Indie Reader: Rating: 4.6 (David Herman)

This comprehensive, richly documented history of African Americans’ experiences in America is not just an eye-opening investigation of the violent oppression to which black people have been subjected for centuries, but also a compelling call to consciousness-raising, political action, and institutional reform.

Designed to counteract this country’s “collective amnesia” about the systematic racism that has marred its achievements and limited its potential, Bétit’s book traces the all-too-often traumatic history of African Americans, who have faced chattel slavery, lynchings (among other atrocities), Jim Crow laws, the pernicious apartheid of the “separate but equal” principle, educational and economic inequities, and today’s mass incarcerations.

COLLECTIVE AMNESIA is a big book that covers a lot of ground: from the institutionalization of chattel slavery in the American colonies in the 1600s, by virtue of which African Americans acquired the status of personal property; to the critical role played by some 180,000 highly motivated black soldiers in the Civil War, whose participation, the author argues, tipped the balance in favor of the Union Army; to the violent re-entrenchment of racist policies and practices during the postbellum period, enabled in part by the rise of the Ku Klux Klan and related groups; to the humiliating return to racial hatred, political disenfranchisement, and everyday discrimination that black soldiers experienced after risking their lives in twentieth-century American wars; to the landmark legislative achievements in the struggle for civil rights in the 1960s, the Civil Rights Act of 1964 and the Voting Rights Act of 1965, as well the sometimes violent pushback these achievements triggered; to the War on Drugs initiated by Nixon and escalated by Reagan, with its disproportionately harsh consequences for the African American community; to the widespread rioting in Los Angles in 1992, after the acquittal of police officers accused in the videotaped beating of Rodney King; to Congress’s failure to make lynching a federal crime until 2018; to the whipsaw presidential elections that ushered in America’s first black president and then a president whose own rhetoric aligns him with white supremacist groups.

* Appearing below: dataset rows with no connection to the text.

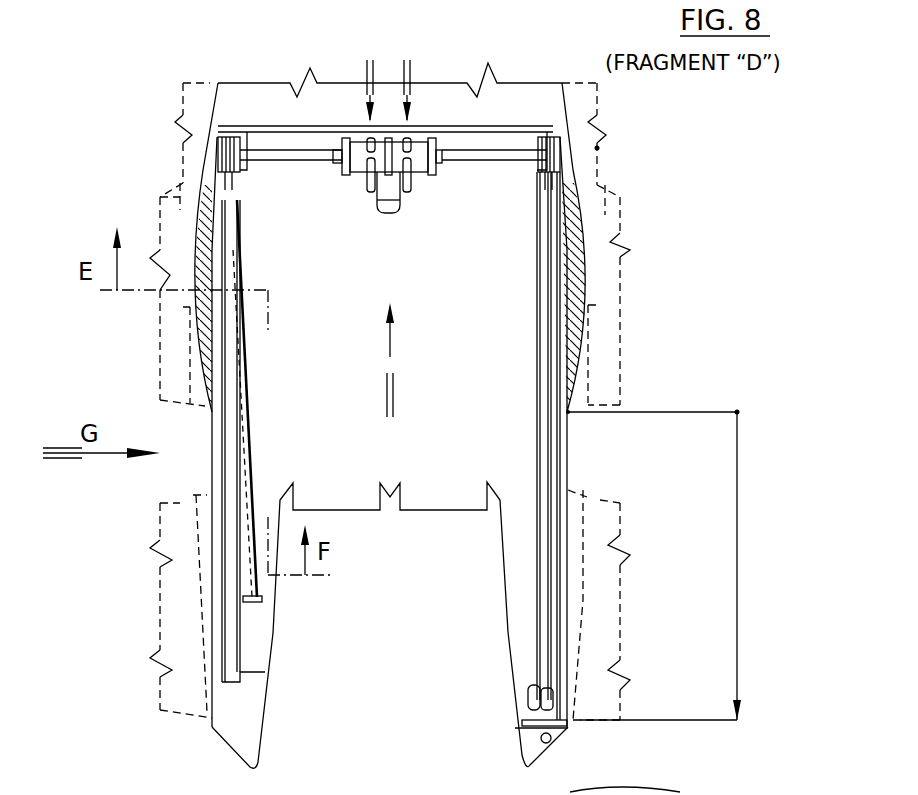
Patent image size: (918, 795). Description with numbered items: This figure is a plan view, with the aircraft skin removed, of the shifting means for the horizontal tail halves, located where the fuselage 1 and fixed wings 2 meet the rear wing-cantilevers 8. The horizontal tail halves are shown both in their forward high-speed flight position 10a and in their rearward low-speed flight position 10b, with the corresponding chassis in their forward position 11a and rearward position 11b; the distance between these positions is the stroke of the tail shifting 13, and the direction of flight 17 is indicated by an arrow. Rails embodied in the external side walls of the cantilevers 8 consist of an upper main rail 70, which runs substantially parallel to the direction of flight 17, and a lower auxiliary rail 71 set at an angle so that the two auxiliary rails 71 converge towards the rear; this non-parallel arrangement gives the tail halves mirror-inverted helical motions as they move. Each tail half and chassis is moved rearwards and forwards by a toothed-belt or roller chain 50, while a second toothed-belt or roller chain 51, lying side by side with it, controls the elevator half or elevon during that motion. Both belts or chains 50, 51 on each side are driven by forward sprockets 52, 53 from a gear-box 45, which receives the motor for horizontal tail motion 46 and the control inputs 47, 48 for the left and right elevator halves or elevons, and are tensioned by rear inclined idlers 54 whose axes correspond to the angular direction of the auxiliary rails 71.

The fuselage 1 is at (260, 83).
The fixed wings 2 is at (597, 148).
The rear wing-cantilevers 8 is at (505, 632).
The horizontal tail halves in forward high-speed flight position 10a is at (620, 257).
The tail halves in rearward low-speed flight position 10b is at (160, 652).
The chassis in forward high-speed flight position 11a is at (205, 265).
The chassis in rearward low-speed flight position 11b is at (200, 577).
The stroke of the tail shifting 13 is at (737, 583).
The direction of flight 17 is at (390, 357).
The gear-box 45 is at (420, 153).
The motor for horizontal tail motion 46 is at (397, 215).
The control input for the left elevator half or left elevon 47 is at (364, 88).
The control input for the right elevator half or right elevon 48 is at (414, 88).
The toothed-belts or roller chains for horizontal tail motions 50 is at (222, 170).
The toothed-belts or roller chains for elevator or elevon control 51 is at (228, 173).
The driving sprockets for horizontal tail motions 52 is at (183, 90).
The driving sprockets for elevator or elevon control 53 is at (243, 173).
The inclined idlers 54 is at (540, 702).
The main rail 70 is at (230, 448).
The auxiliary rail 71 is at (253, 468).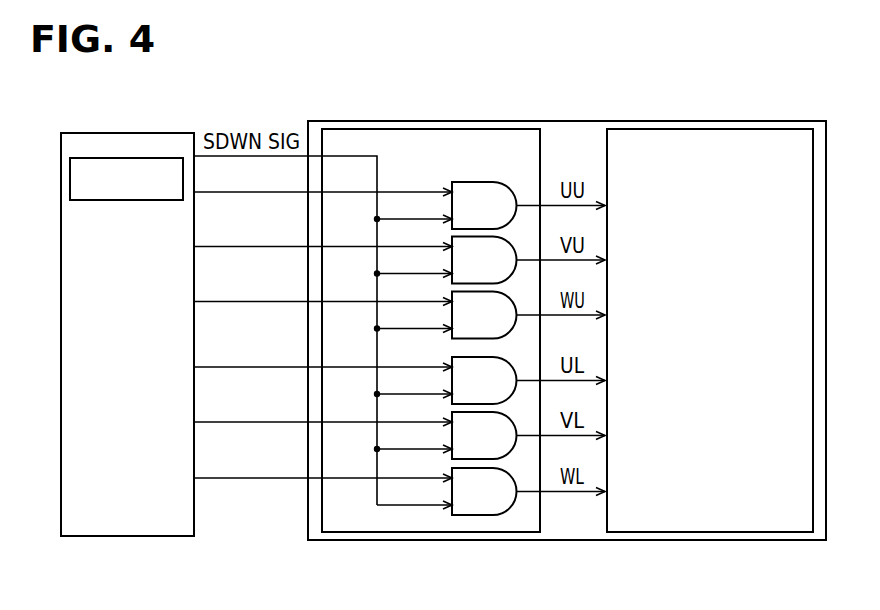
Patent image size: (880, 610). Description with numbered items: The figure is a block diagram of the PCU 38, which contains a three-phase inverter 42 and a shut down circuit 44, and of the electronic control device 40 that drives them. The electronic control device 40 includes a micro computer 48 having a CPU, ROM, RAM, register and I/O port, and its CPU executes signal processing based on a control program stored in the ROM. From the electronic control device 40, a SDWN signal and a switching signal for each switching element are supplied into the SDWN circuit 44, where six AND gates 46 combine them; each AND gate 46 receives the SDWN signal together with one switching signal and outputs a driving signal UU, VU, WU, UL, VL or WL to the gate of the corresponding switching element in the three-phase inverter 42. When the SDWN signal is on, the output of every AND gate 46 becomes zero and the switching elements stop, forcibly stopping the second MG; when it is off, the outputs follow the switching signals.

The PCU 38 is at (815, 121).
The electronic control device 40 is at (193, 132).
The three-phase inverter 42 is at (684, 129).
The shut down circuit 44 is at (497, 129).
The AND gates 46 is at (476, 531).
The micro computer 48 is at (103, 158).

Throughout, author Eugene DeFriest Bétit, writing in a clear, accessible style, provides extensive documentation in the form of illustrations, notes, and direct quotations from key sources. The eBook version of the text also features hyperlinked names, terms, and phrases, further enhancing the book’s usefulness as a teaching aid or reference work. Appendices include a 2016 report, with policy recommendations, by the UN Working Group of Experts on People of African Descent, and an account of an attempted coverup, in 1932, of a lynching in Fauquier County, Virginia. Although the chapters are organized chronologically, they are autonomous wholes and can be read on their own by readers interested in specific episodes within the four-hundred-year history of African Americans in North America.

A veteran of the US Army, the author provides a particularly detailed and vivid account of African Americans’ indispensable contributions in wars fought by the US military. Bétit offers a devastating chronicle of how, despite such service and sacrifice by their black compatriots, white Americans have repeatedly sought to make racist ideologies the law of the land.

This comprehensive, richly documented history of African Americans’ experiences in America is not just an eye-opening investigation of the violent oppression to which black people have been subjected for centuries, but also a compelling call to consciousness-raising, political action, and institutional reform.